Mrs. Hill from next door is hammering
on our front door shouting, and my father
in his black and gold gangster robe lets her in
trembling and bunched up like a rabbit in snow
pleading, oh I'm so sorry, so sorry,
so sorry, and clutching the neck of her gown
as if she wants to choke herself. He said
he was going to shoot me. He has a shotgun
and he said he was going to shoot me.
I have never heard of such a thing. A man
wanting to shoot his wife. His wife.

I am standing in the center of a room
barefoot on the cold linoleum, and a woman
is crying and being held and soothed
by my mother. Outside, through the open door
my father is holding a shotgun,
and his shadow envelops Mr. Hill,
who bows his head and sobs into his hands.

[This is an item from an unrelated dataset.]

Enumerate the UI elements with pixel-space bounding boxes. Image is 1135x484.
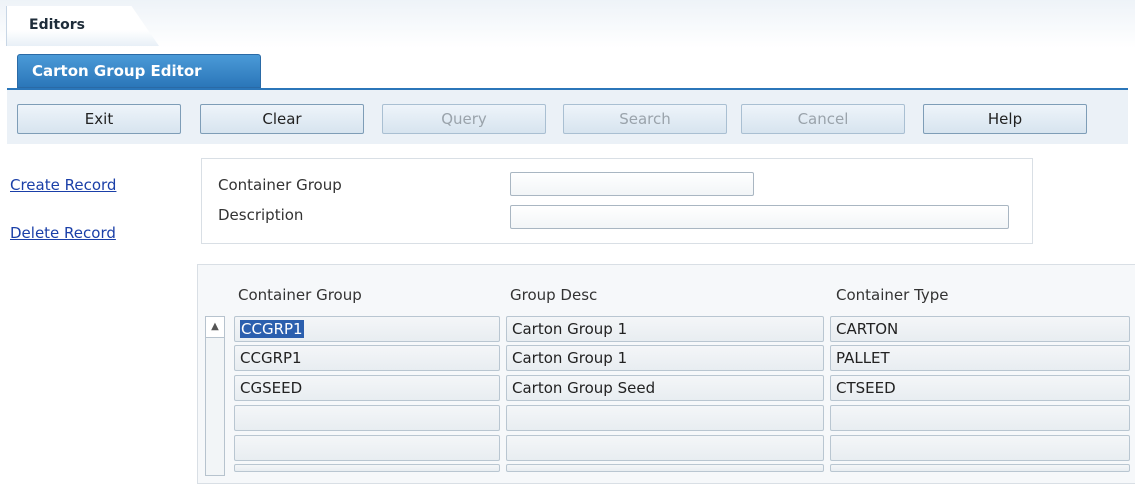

A line of shadows seems to be moving
across our white fence: hunched-over soldiers
on a death march, or kindly old ladies
in flower hats lugging grocery bags.

At Roman's Salvage tire tubes
are hanging from trees, where we threw them.
In the corner window of Beacon Hardware there's a sign:
WHO HAS 3 OR 4 ROOMS FOR ME. SPEAK NOW.
For some reason Mrs. Hill is wearing mittens.
Closed in a fist, they look like giant raisins.
In the Encyclopaedia Britannica Junior
the great Pharoahs are lying in their tombs,
the library of Alexandria is burning.
Somewhere in Cleveland or Kansas City
the Purple Heart my father refused in WWII
is sitting in a Muriel cigar box,
and every V-Day someone named Schwartz
or Jackson gets drunk and takes it out.

In the kitchen now Mrs. Hill is playing
gin rummy with my mother and laughing
in those long shrieks that women have
that make you think they are dying.

I walk into the front yard where moonlight
drips from the fenders of our Pontiac Chieftain.
I take out my dog whistle. Nothing moves.
No one can hear it. Dogs are asleep all over town.